Robots could steal 80 million US jobs: Bank of England
Robots could steal 80 million US jobs: BoE
Alexandra Gibbs 6 Hours Ago
One central bank has some frightening predictions when it
comes to job stability in the future.
80 million jobs in the United States are at risk of being
taken over by robots in the next few decades, a Bank of England (BoE) official
warned on Thursday.
With U.S. data showing that total nonfarm employment hit
142.6 million in October, that's roughly over half of the total jobs at risk.
And the U.S. isn't the only one who'd be at the mercy of
the mechanical hands.
In a speech at the Trades Union Congress in London, the
bank's chief economist, Andy Haldane, said that up to 15 million jobs in the
U.K. were at risk of being lost to an age of machines, which is almost half of
the employed population currently.
To come to its conclusion, the Bank of England conducted
a U.K. study which organized occupations into three categories: high, medium
and low probability of automation, and demonstrated the share of employment
these jobs represented.
It based its survey on research by Oxford professors Dr.
Carl Benedikt Frey and Dr. Michael Osborne, who projected a similar change in
the workforce over the course of the next few decades within the U.S. Thus, the
BoE's own predictions suggest these developments could also materialize over
the next 20 to 30 years.
Jobs with the highest level of being taken over by a
machine in the U.K. included administrative, production, and clerical tasks.
Haldane gave two contrasting examples of risk, with accountants having a 95
percent probability of losing their job to machines, while hairdressers had
lower risk, at 33 percent.
With robots being more cost-effective than hiring
individuals in the workplace over the long term, jobs with the lowest wages
were also at very high risk of going to the machines.
However, Haldane did admit that these projections
"may be far too pessimistic."
"The lessons of history are that rising real incomes
have ridden to the rescue, boosting the demand for new goods from new
industries requiring new workers," Haldane noted, adding that in the past,
workers have moved up the income escalator by "skilling up,"
therefore staying one-step-ahead of the machine.
Haldane suggested society may have an edge against
machines in jobs which require high-level reasoning, creativity and cognition,
while AI (artificial intelligence) problems are more digital and data driven.
The chief economist suggested that even if the study was
accurate; a change in how society works may be underway. People may opt towards
work in more tailored businesses Haldane argued, adding that there are already
early signs of a move towards more flexible working and temporary contracts.
"The smarter machines become, the greater the
likelihood that the space remaining for uniquely-human skills could shrink
further. Machines are already undertaking tasks which were unthinkable – if not
unimaginable – a decade ago. Algorithms are rapidly learning not just to
process and problem-solve, but to perceive and even emote."
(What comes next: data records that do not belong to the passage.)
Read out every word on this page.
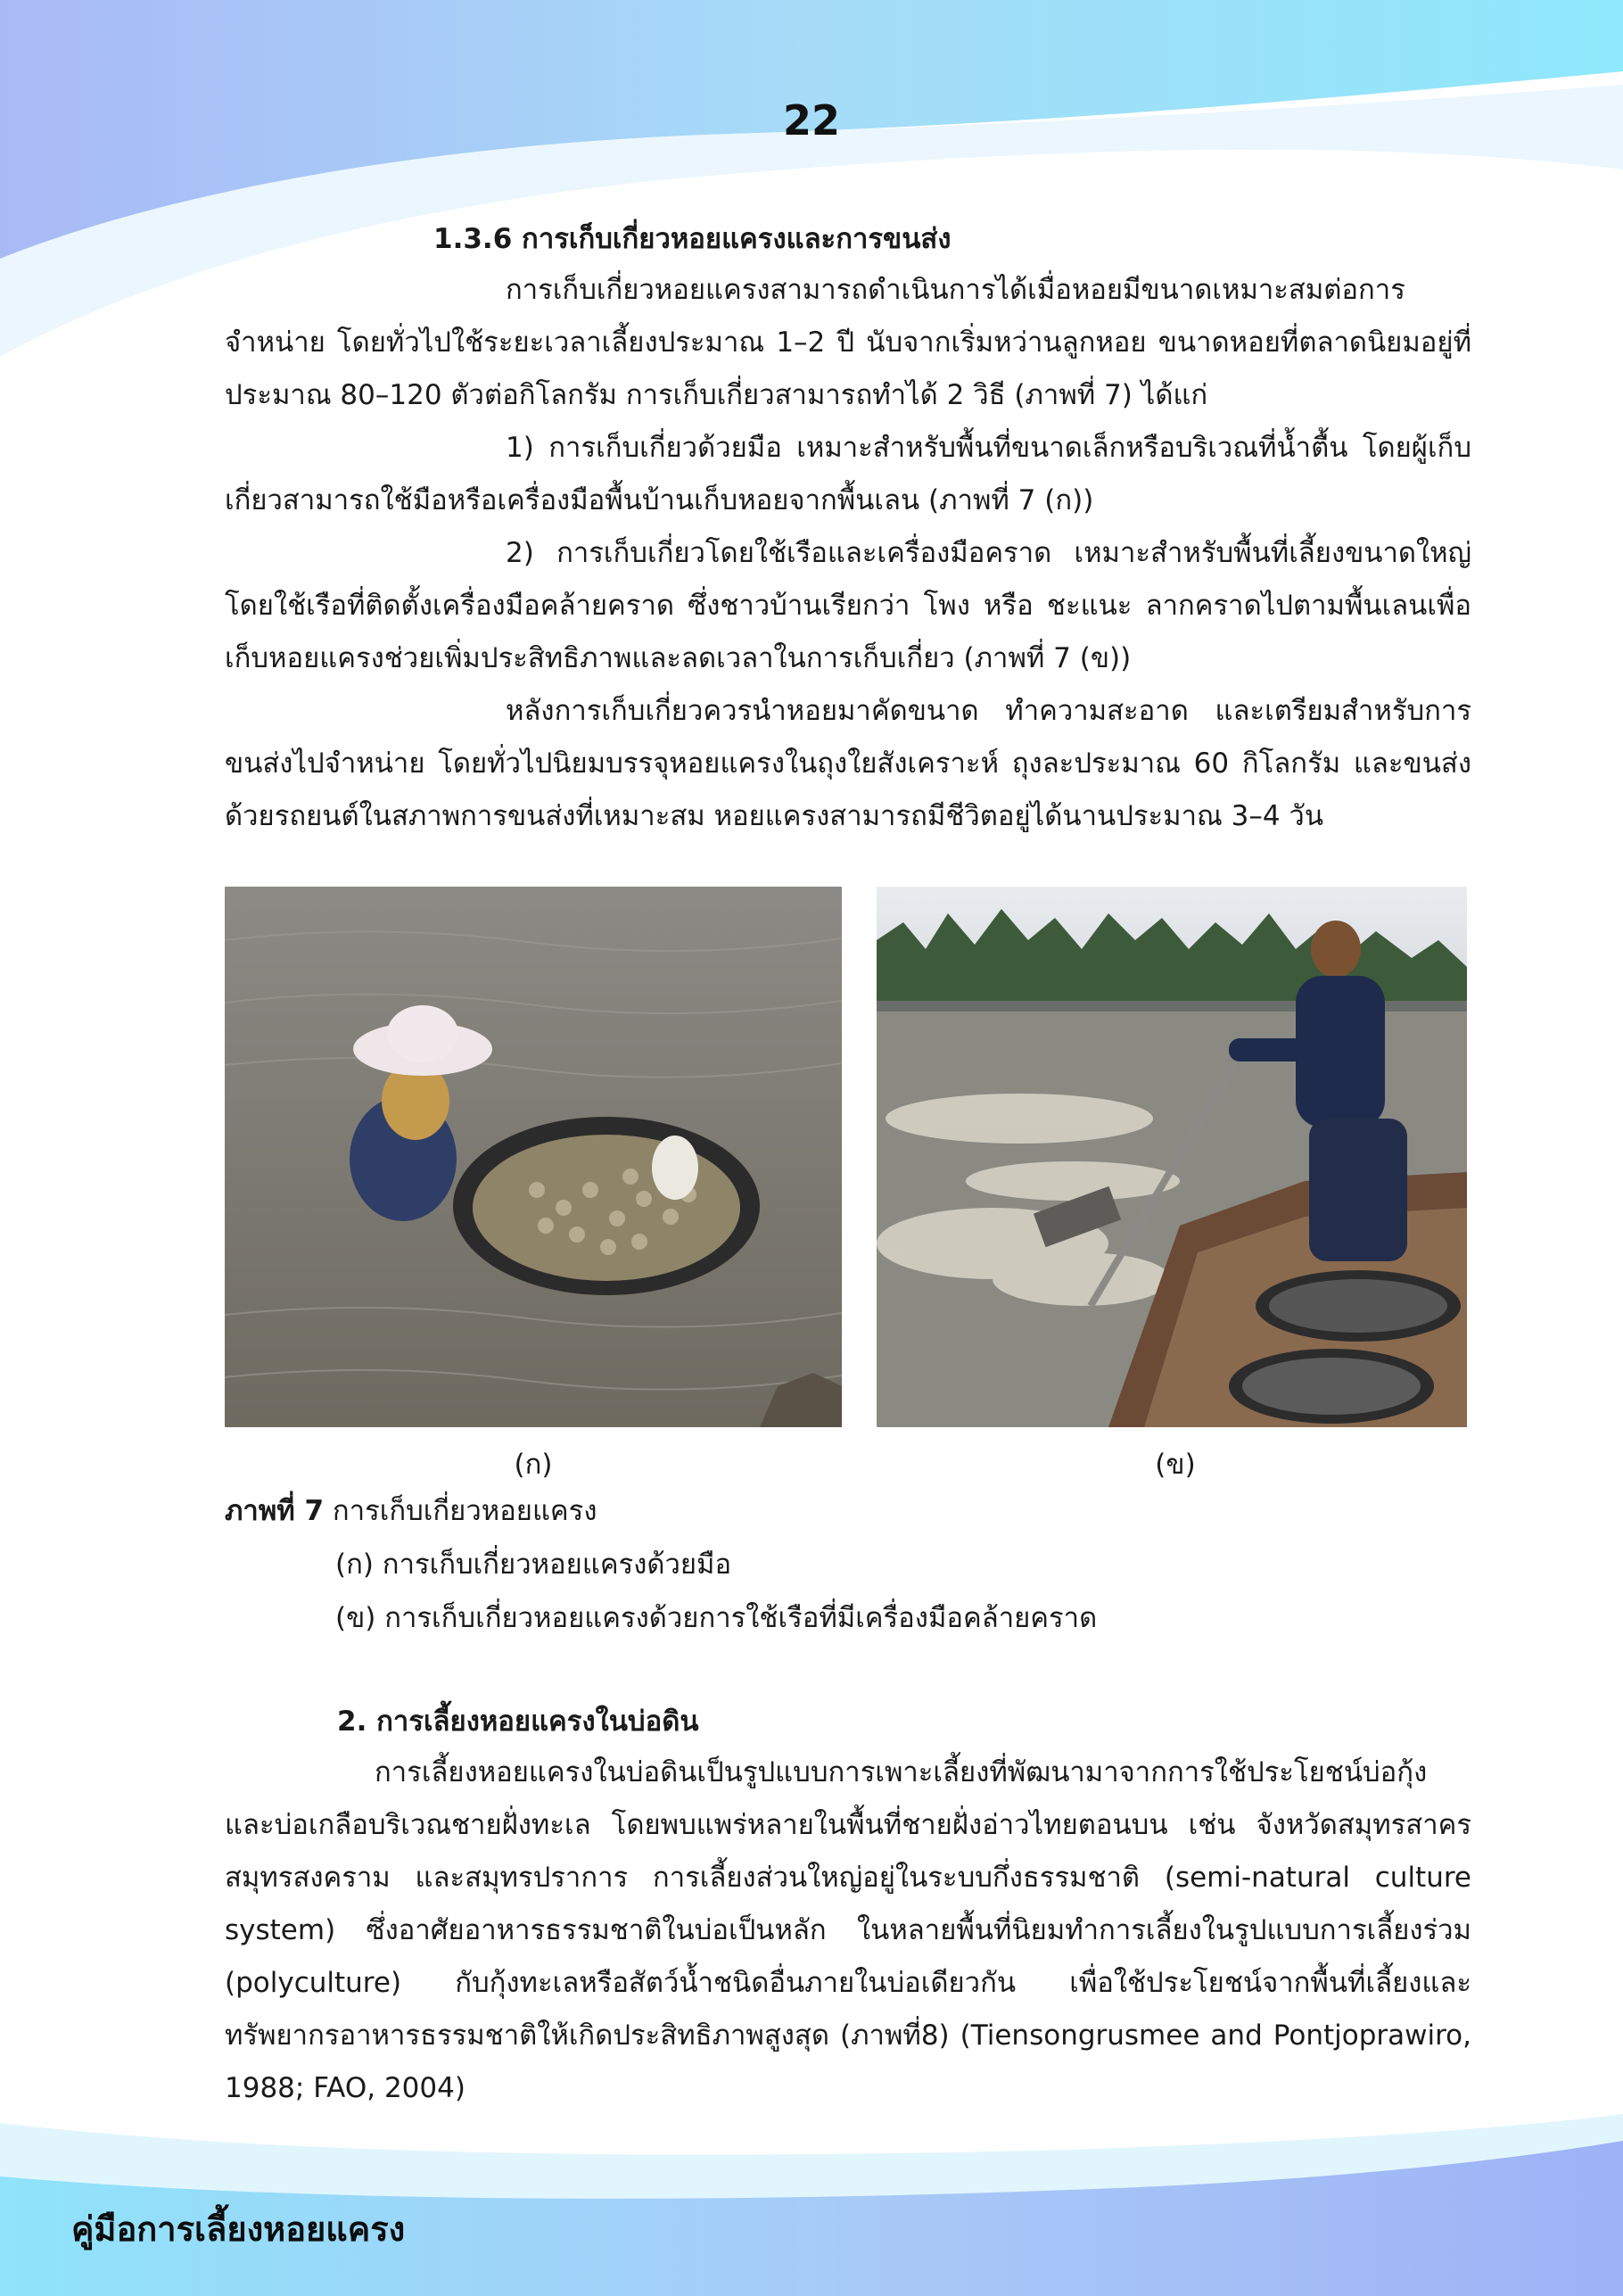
22

1.3.6 การเก็บเกี่ยวหอยแครงและการขนส่ง

การเก็บเกี่ยวหอยแครงสามารถดำเนินการได้เมื่อหอยมีขนาดเหมาะสมต่อการจำหน่าย โดยทั่วไปใช้ระยะเวลาเลี้ยงประมาณ 1–2 ปี นับจากเริ่มหว่านลูกหอย ขนาดหอยที่ตลาดนิยมอยู่ที่ประมาณ 80–120 ตัวต่อกิโลกรัม การเก็บเกี่ยวสามารถทำได้ 2 วิธี (ภาพที่ 7) ได้แก่

1) การเก็บเกี่ยวด้วยมือ เหมาะสำหรับพื้นที่ขนาดเล็กหรือบริเวณที่น้ำตื้น โดยผู้เก็บเกี่ยวสามารถใช้มือหรือเครื่องมือพื้นบ้านเก็บหอยจากพื้นเลน (ภาพที่ 7 (ก))

2) การเก็บเกี่ยวโดยใช้เรือและเครื่องมือคราด เหมาะสำหรับพื้นที่เลี้ยงขนาดใหญ่ โดยใช้เรือที่ติดตั้งเครื่องมือคล้ายคราด ซึ่งชาวบ้านเรียกว่า โพง หรือ ชะแนะ ลากคราดไปตามพื้นเลนเพื่อเก็บหอยแครงช่วยเพิ่มประสิทธิภาพและลดเวลาในการเก็บเกี่ยว (ภาพที่ 7 (ข))

หลังการเก็บเกี่ยวควรนำหอยมาคัดขนาด ทำความสะอาด และเตรียมสำหรับการขนส่งไปจำหน่าย โดยทั่วไปนิยมบรรจุหอยแครงในถุงใยสังเคราะห์ ถุงละประมาณ 60 กิโลกรัม และขนส่งด้วยรถยนต์ในสภาพการขนส่งที่เหมาะสม หอยแครงสามารถมีชีวิตอยู่ได้นานประมาณ 3–4 วัน

(ก)	(ข)
ภาพที่ 7 การเก็บเกี่ยวหอยแครง
(ก) การเก็บเกี่ยวหอยแครงด้วยมือ
(ข) การเก็บเกี่ยวหอยแครงด้วยการใช้เรือที่มีเครื่องมือคล้ายคราด

2. การเลี้ยงหอยแครงในบ่อดิน

การเลี้ยงหอยแครงในบ่อดินเป็นรูปแบบการเพาะเลี้ยงที่พัฒนามาจากการใช้ประโยชน์บ่อกุ้งและบ่อเกลือบริเวณชายฝั่งทะเล โดยพบแพร่หลายในพื้นที่ชายฝั่งอ่าวไทยตอนบน เช่น จังหวัดสมุทรสาคร สมุทรสงคราม และสมุทรปราการ การเลี้ยงส่วนใหญ่อยู่ในระบบกึ่งธรรมชาติ (semi-natural culture system) ซึ่งอาศัยอาหารธรรมชาติในบ่อเป็นหลัก ในหลายพื้นที่นิยมทำการเลี้ยงในรูปแบบการเลี้ยงร่วม (polyculture) กับกุ้งทะเลหรือสัตว์น้ำชนิดอื่นภายในบ่อเดียวกัน เพื่อใช้ประโยชน์จากพื้นที่เลี้ยงและทรัพยากรอาหารธรรมชาติให้เกิดประสิทธิภาพสูงสุด (ภาพที่8) (Tiensongrusmee and Pontjoprawiro, 1988; FAO, 2004)

คู่มือการเลี้ยงหอยแครง
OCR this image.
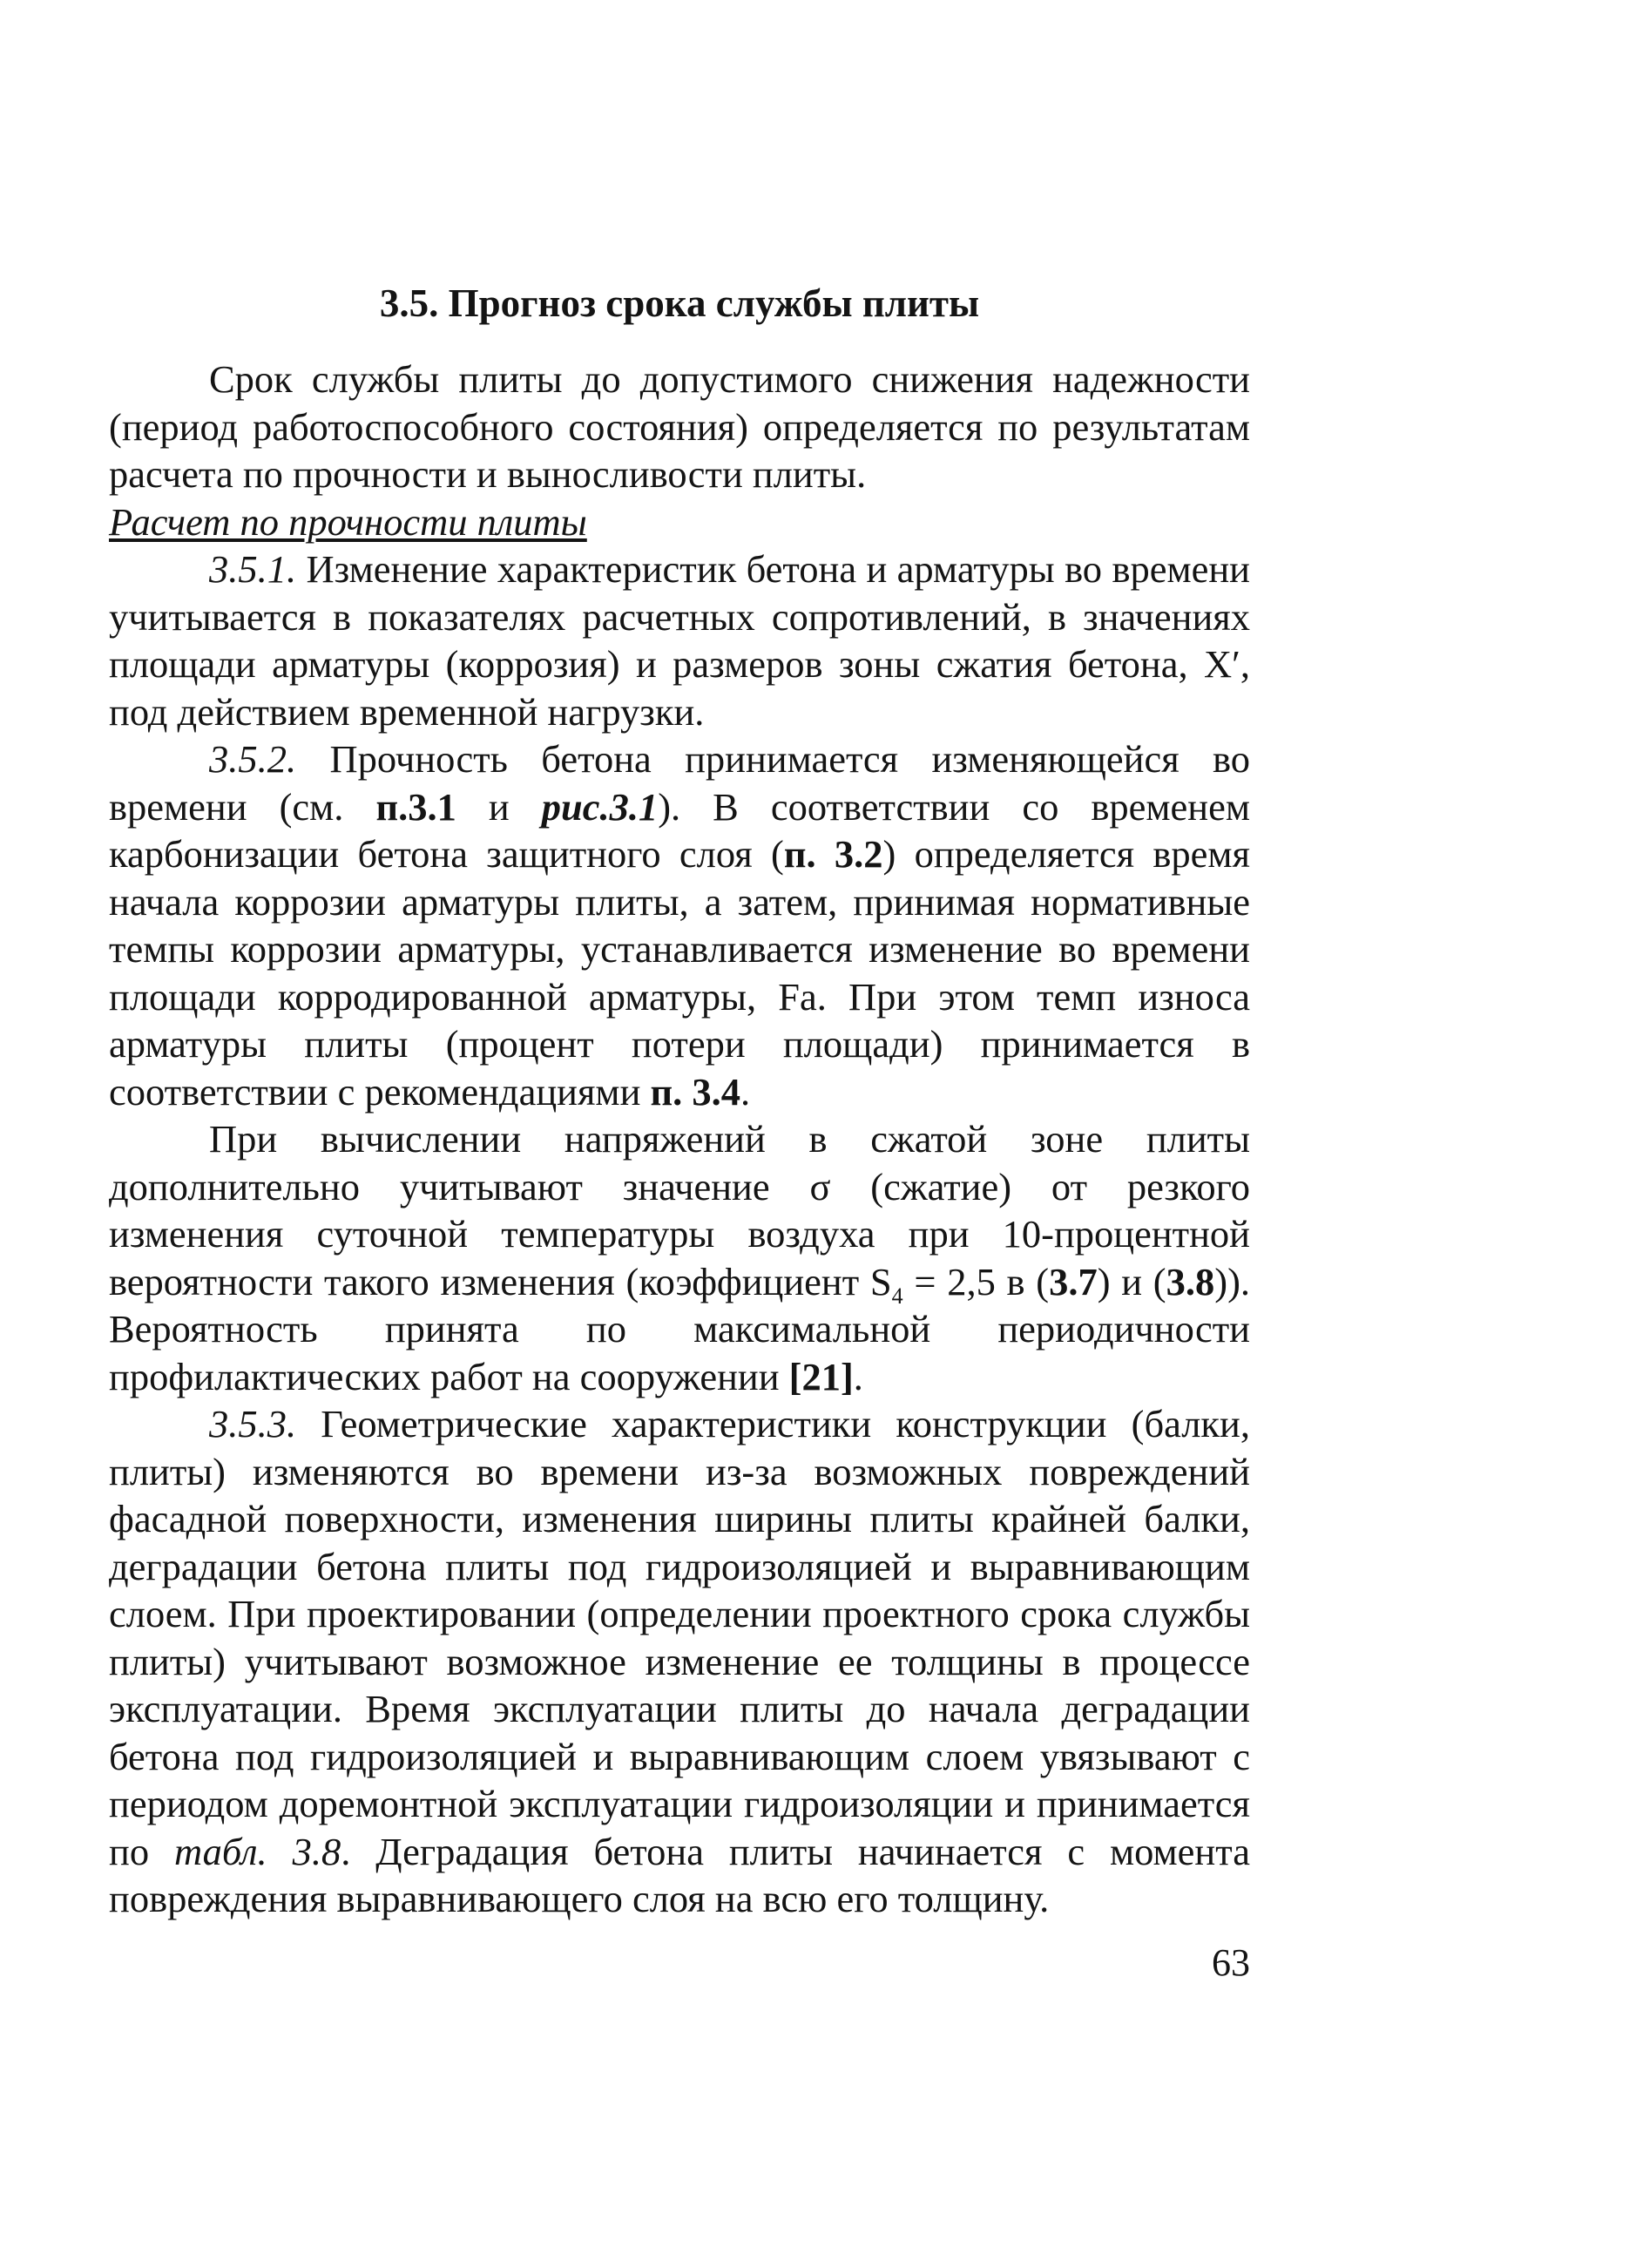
3.5. Прогноз срока службы плиты

Срок службы плиты до допустимого снижения надежности (период работоспособного состояния) определяется по результатам расчета по прочности и выносливости плиты.

Расчет по прочности плиты

3.5.1. Изменение характеристик бетона и арматуры во времени учитывается в показателях расчетных сопротивлений, в значениях площади арматуры (коррозия) и размеров зоны сжатия бетона, X′, под действием временной нагрузки.

3.5.2. Прочность бетона принимается изменяющейся во времени (см. п.3.1 и рис.3.1). В соответствии со временем карбонизации бетона защитного слоя (п. 3.2) определяется время начала коррозии арматуры плиты, а затем, принимая нормативные темпы коррозии арматуры, устанавливается изменение во времени площади корродированной арматуры, Fa. При этом темп износа арматуры плиты (процент потери площади) принимается в соответствии с рекомендациями п. 3.4.

При вычислении напряжений в сжатой зоне плиты дополнительно учитывают значение σ (сжатие) от резкого изменения суточной температуры воздуха при 10-процентной вероятности такого изменения (коэффициент $S_4 = 2,5$ в (3.7) и (3.8)). Вероятность принята по максимальной периодичности профилактических работ на сооружении [21].

3.5.3. Геометрические характеристики конструкции (балки, плиты) изменяются во времени из-за возможных повреждений фасадной поверхности, изменения ширины плиты крайней балки, деградации бетона плиты под гидроизоляцией и выравнивающим слоем. При проектировании (определении проектного срока службы плиты) учитывают возможное изменение ее толщины в процессе эксплуатации. Время эксплуатации плиты до начала деградации бетона под гидроизоляцией и выравнивающим слоем увязывают с периодом доремонтной эксплуатации гидроизоляции и принимается по табл. 3.8. Деградация бетона плиты начинается с момента повреждения выравнивающего слоя на всю его толщину.

63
Haldane isn't the only one speaking out against this
threat.
Nobel Prize-winning economist Robert Shiller told CNBC in
January that there's an "increasing fear of technology" in all its
different forms. Technology seems to be leaving questions of what will life and
people be like in 30 years.
Billionaire Jeff Greene also echoed these comments on
CNBC's Squawk Box Thursday, saying that people in the workplace could go the
same way of the "horse-and-buggy" did – out of business – due to the
"exponential growth of artificial intelligence."